Kamar hotel beraroma mawar putih dan wangi hair spray lembut tercium. Lampu kuning hangat memantulkan kilau halus dari kebaya modern yang menempel sempurna di tubuh Arsena Elvarendra Bramasta—karya dirinya sendiri dan sang Mami, Kalia.
Gaun itu seperti menenun perempuan itu menjadi perpaduan antara putri bangsawan dan mimpi yang nyaris tak tersentuh. Sentuhan kebaya modern dengan brukat menjuntai di sepanjang tubuh jenjangnya. Dengan jarik yang menambah kesakralan kebaya tersebut.

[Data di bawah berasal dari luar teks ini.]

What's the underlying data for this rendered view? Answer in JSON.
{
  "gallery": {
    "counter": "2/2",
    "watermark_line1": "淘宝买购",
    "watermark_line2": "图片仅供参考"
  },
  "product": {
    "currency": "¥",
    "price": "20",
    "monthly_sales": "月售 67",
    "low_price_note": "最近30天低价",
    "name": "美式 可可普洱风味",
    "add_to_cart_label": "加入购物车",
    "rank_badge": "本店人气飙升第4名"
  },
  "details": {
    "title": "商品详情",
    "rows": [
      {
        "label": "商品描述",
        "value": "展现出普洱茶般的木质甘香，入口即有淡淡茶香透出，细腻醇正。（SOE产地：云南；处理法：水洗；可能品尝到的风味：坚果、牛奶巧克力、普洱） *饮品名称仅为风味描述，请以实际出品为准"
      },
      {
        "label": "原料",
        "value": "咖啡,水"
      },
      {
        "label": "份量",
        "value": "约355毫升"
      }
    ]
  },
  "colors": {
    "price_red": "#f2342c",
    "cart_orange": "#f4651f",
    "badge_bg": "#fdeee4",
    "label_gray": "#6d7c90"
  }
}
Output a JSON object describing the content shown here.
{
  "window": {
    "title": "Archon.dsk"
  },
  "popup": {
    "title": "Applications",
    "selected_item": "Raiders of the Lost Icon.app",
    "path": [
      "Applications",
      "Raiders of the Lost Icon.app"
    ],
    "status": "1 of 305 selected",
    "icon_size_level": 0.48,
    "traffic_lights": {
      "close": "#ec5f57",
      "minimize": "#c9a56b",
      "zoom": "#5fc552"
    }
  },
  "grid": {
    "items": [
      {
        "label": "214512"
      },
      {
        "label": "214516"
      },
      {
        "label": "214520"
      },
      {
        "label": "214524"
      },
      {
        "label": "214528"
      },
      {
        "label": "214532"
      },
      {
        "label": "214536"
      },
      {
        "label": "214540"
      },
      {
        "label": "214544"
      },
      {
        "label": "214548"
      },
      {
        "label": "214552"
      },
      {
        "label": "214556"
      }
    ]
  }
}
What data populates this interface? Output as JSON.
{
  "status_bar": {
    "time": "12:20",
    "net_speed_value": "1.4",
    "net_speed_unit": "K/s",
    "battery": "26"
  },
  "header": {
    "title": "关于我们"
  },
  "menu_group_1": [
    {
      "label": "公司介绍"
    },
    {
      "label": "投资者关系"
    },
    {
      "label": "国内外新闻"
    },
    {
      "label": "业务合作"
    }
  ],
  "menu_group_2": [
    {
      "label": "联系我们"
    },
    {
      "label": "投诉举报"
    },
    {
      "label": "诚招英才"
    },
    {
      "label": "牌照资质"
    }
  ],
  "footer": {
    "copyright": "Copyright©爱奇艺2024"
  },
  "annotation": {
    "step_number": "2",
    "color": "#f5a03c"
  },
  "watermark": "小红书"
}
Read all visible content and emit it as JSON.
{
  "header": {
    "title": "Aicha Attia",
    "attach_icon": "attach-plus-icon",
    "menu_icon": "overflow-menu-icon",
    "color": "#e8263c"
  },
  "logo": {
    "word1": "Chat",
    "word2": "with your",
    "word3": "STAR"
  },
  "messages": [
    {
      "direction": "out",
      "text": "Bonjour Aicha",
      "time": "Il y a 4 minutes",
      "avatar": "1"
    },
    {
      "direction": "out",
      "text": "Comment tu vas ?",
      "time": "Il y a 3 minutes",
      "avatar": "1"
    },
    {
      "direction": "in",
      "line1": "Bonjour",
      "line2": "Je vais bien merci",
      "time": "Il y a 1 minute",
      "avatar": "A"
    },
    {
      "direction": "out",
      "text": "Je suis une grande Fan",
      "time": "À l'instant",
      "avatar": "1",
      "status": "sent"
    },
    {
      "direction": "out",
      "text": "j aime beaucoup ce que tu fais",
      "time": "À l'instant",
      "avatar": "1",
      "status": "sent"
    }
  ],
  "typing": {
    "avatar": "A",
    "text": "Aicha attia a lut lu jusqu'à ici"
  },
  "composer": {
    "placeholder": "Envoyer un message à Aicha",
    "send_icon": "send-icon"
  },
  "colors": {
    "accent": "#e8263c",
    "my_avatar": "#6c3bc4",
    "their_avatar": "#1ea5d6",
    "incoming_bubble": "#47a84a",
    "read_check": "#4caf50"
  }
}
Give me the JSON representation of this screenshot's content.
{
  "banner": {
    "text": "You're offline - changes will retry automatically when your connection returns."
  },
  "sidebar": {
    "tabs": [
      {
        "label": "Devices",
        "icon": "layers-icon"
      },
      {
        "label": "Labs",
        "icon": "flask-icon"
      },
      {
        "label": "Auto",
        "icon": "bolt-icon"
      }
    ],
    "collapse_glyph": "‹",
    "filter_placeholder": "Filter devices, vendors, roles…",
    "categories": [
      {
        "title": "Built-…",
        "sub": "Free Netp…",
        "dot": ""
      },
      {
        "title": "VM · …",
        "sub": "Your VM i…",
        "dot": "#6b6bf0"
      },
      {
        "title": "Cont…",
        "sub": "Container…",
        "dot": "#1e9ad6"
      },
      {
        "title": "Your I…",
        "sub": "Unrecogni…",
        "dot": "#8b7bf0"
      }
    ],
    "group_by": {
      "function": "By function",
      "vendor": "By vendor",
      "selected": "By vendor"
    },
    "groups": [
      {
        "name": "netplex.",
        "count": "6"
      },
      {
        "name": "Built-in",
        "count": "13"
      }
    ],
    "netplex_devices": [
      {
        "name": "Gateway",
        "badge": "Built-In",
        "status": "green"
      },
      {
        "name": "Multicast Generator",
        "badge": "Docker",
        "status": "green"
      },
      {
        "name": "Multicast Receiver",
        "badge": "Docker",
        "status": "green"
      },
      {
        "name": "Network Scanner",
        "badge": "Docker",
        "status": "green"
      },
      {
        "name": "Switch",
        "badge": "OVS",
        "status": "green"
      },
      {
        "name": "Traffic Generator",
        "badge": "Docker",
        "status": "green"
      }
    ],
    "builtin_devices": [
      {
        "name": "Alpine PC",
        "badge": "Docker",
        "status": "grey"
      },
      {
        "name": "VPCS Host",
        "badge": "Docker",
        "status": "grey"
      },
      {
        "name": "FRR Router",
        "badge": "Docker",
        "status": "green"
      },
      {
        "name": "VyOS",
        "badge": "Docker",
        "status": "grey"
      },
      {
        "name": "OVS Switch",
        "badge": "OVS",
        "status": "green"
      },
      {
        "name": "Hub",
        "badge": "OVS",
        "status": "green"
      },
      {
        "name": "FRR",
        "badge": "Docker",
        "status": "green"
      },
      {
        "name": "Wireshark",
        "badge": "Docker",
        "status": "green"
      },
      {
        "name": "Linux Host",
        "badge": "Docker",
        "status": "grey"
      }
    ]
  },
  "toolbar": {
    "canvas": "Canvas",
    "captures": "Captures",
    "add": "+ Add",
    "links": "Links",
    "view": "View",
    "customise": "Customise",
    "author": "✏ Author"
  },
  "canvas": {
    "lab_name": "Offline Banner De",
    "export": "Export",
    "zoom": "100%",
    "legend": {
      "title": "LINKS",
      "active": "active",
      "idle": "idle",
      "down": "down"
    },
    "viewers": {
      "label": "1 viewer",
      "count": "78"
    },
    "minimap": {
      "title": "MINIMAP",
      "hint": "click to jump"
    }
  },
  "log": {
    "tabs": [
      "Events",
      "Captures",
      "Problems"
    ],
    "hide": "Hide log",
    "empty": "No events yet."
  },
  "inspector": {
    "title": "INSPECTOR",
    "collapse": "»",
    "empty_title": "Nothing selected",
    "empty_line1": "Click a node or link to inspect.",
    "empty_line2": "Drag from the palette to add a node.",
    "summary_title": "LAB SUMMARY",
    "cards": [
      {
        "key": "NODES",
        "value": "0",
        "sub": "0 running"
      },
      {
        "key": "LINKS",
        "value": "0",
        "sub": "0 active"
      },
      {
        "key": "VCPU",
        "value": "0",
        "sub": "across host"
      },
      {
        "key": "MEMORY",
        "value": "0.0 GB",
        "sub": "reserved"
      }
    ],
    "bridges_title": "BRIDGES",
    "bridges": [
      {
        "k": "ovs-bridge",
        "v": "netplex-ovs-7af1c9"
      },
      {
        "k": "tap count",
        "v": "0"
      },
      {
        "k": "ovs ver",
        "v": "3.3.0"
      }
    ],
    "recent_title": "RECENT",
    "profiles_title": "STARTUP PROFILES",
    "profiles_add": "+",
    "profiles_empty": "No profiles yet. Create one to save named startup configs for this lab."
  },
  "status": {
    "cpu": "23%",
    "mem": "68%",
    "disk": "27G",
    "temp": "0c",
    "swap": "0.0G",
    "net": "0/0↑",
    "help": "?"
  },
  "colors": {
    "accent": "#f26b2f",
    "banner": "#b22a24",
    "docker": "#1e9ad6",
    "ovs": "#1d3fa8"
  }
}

Sentuhan tangan Sena dan Kalia begitu memadu disetiap roncean payet dan hiasan lainnya.
Sena menatap cermin besar di depannya. Jari-jarinya yang halus menyentuh renda tipis di pinggir kebaya. Hari ini—seharusnya—adalah hari ketika segala doa dan rencana manis bertaut pada satu nama.
Calon suaminya. Andro.
Di belakangnya, Calla—kakak iparnya—berdiri dengan senyum hangat. Menatap gadis cantik yang wajahnya sangat mirip dengan sang suami. Kembaran dari dua lelaki yang ada di dekatnya.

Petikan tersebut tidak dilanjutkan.